Was ist die wichtigste Lehre, die Sie aus den letzten drei Jahren gezogen haben und wie wirkt sich diese auf Ihre Anlagestrategie aus?

Wir haben zwar immer auf die Verschuldung eines Unternehmens geachtet, aber im letzten Jahr haben wir gelernt, dass die Fälligkeit von Schulden mindestens genauso wichtig sein kann wie ihre Höhe. Anders gesagt: Auch bei relativ soliden Unternehmen sollte es nicht als selbstverständlich vorausgesetzt werden, dass sie ihre Schulden refinanzieren können. Wir waren schockiert darüber, dass auch moderat verschuldete Unternehmen Liquiditätsprobleme bekamen. Liquidität ist für Unternehmen überlebenswichtig. Wenn diese fehlt, kann ein Unternehmen untergehen, insbesondere in einem schwierigen Konjunkturumfeld. Daher betrachten wir die Fälligkeiten nun bei allen Unternehmen, in die wir investieren.

Die zweite Lehre, die wir aus den letzten Jahren gezogen haben, ist, dass der CEO eines Finanzunternehmens das Wissen, die Erfahrung und die Disziplin haben sollte, um auch als der oberste Risikokontrolleur fungieren zu können. Risikomanagement kann nicht delegiert werden. Auch wenn der CEO nicht alle Details kennen kann, muss er oder sie Risiken verstehen und aufpassen, dass Entlohnungssysteme nicht Anreiz für falsches Verhalten bieten. In unseren Gesprächen mit CEOs achten wir nun stark auf die Gestaltung von Boni und verschiedene Arten von Risiken.

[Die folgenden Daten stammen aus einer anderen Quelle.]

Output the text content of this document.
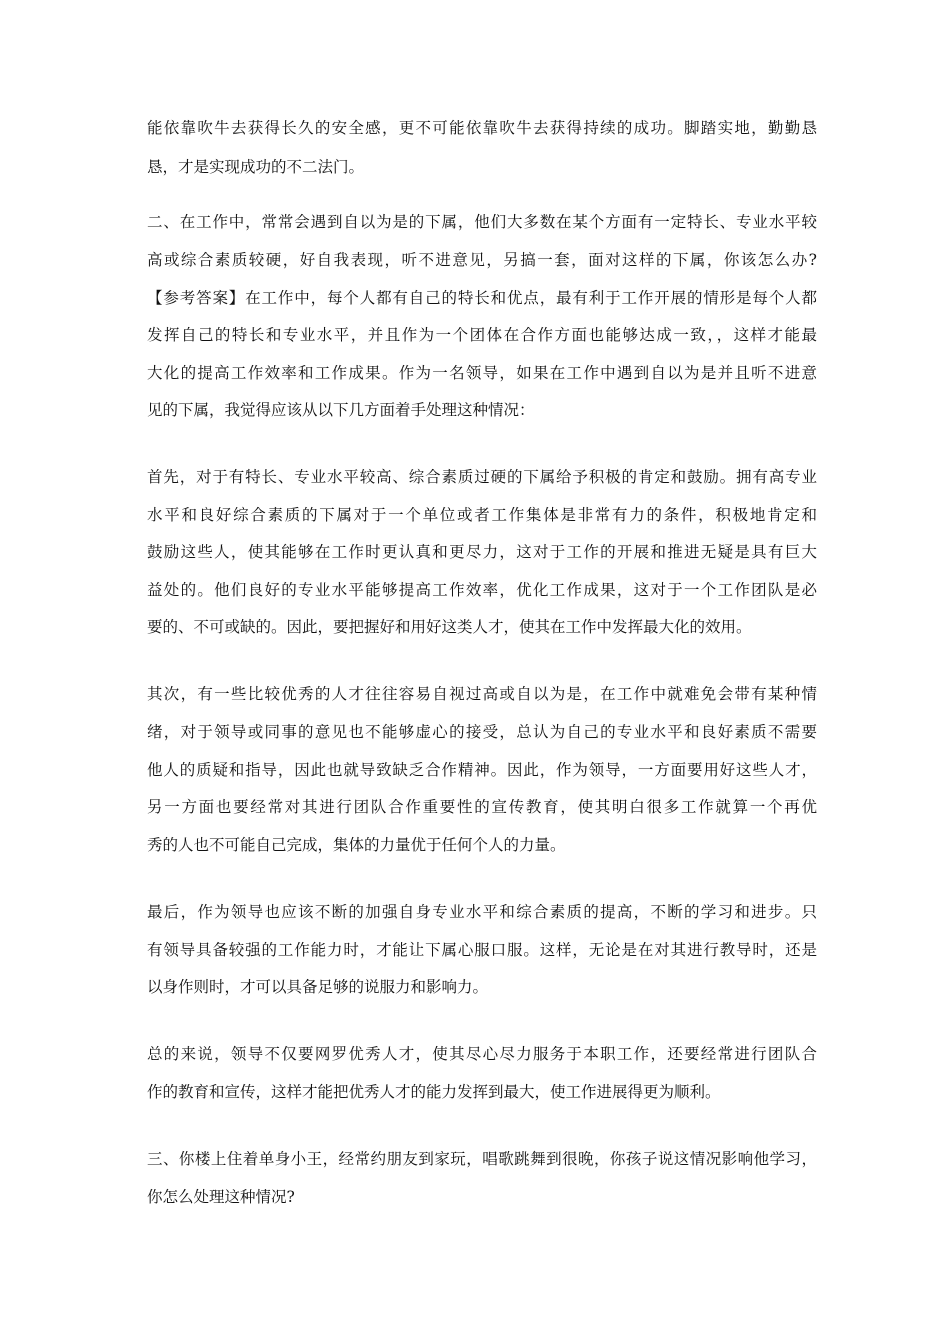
能依靠吹牛去获得长久的安全感，更不可能依靠吹牛去获得持续的成功。脚踏实地，勤勤恳
恳，才是实现成功的不二法门。
二、在工作中，常常会遇到自以为是的下属，他们大多数在某个方面有一定特长、专业水平较
高或综合素质较硬，好自我表现，听不进意见，另搞一套，面对这样的下属，你该怎么办?
【参考答案】在工作中，每个人都有自己的特长和优点，最有利于工作开展的情形是每个人都
发挥自己的特长和专业水平，并且作为一个团体在合作方面也能够达成一致，，这样才能最
大化的提高工作效率和工作成果。作为一名领导，如果在工作中遇到自以为是并且听不进意
见的下属，我觉得应该从以下几方面着手处理这种情况：
首先，对于有特长、专业水平较高、综合素质过硬的下属给予积极的肯定和鼓励。拥有高专业
水平和良好综合素质的下属对于一个单位或者工作集体是非常有力的条件，积极地肯定和
鼓励这些人，使其能够在工作时更认真和更尽力，这对于工作的开展和推进无疑是具有巨大
益处的。他们良好的专业水平能够提高工作效率，优化工作成果，这对于一个工作团队是必
要的、不可或缺的。因此，要把握好和用好这类人才，使其在工作中发挥最大化的效用。
其次，有一些比较优秀的人才往往容易自视过高或自以为是，在工作中就难免会带有某种情
绪，对于领导或同事的意见也不能够虚心的接受，总认为自己的专业水平和良好素质不需要
他人的质疑和指导，因此也就导致缺乏合作精神。因此，作为领导，一方面要用好这些人才，
另一方面也要经常对其进行团队合作重要性的宣传教育，使其明白很多工作就算一个再优
秀的人也不可能自己完成，集体的力量优于任何个人的力量。
最后，作为领导也应该不断的加强自身专业水平和综合素质的提高，不断的学习和进步。只
有领导具备较强的工作能力时，才能让下属心服口服。这样，无论是在对其进行教导时，还是
以身作则时，才可以具备足够的说服力和影响力。
总的来说，领导不仅要网罗优秀人才，使其尽心尽力服务于本职工作，还要经常进行团队合
作的教育和宣传，这样才能把优秀人才的能力发挥到最大，使工作进展得更为顺利。
三、你楼上住着单身小王，经常约朋友到家玩，唱歌跳舞到很晚，你孩子说这情况影响他学习，
你怎么处理这种情况?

Worauf legen Sie Wert, wenn Sie Finanzwerte analysieren? Sie sind z.B. in guten und in schlechten Zeiten American Express treu geblieben. Auch wenn sich die Aktie stark erholt hat: Was hat sich an der Unternehmensführung geändert und daran, wie Sie dies bewerten? 

Finanzdienstleistungen sind etwas, was nie überflüssig sein wird. Irgendwann nutzt jeder von uns diverse Finanzservices. Das bedeutet viel Rückenwind für den Sektor. Allerdings sind die meisten Finanzunternehmen verschuldet. Das ist mit Risiken verbunden, wenn diese Unternehmen nicht gut gemanagt sind. Daher muss man bei der Auswahl genau hinschauen. Wir suchen nach Charakteristika, die den Unternehmen helfen sollten, nicht nur kurzfristige Unsicherheiten zu überstehen, sondern auch langfristig zu bestehen. Dabei handelt es sich um bekannte Firmen mit gutem Management, soliden Bilanzen, einer starken Wettbewerbsstellung und Unternehmensführern, die Risiken verstehen. Sie sollten auch günstig bewertet sein und von historisch hohen Risikoaufschlägen und einem verringerten Wettbewerb profitieren, trotz strengerer Regulierung.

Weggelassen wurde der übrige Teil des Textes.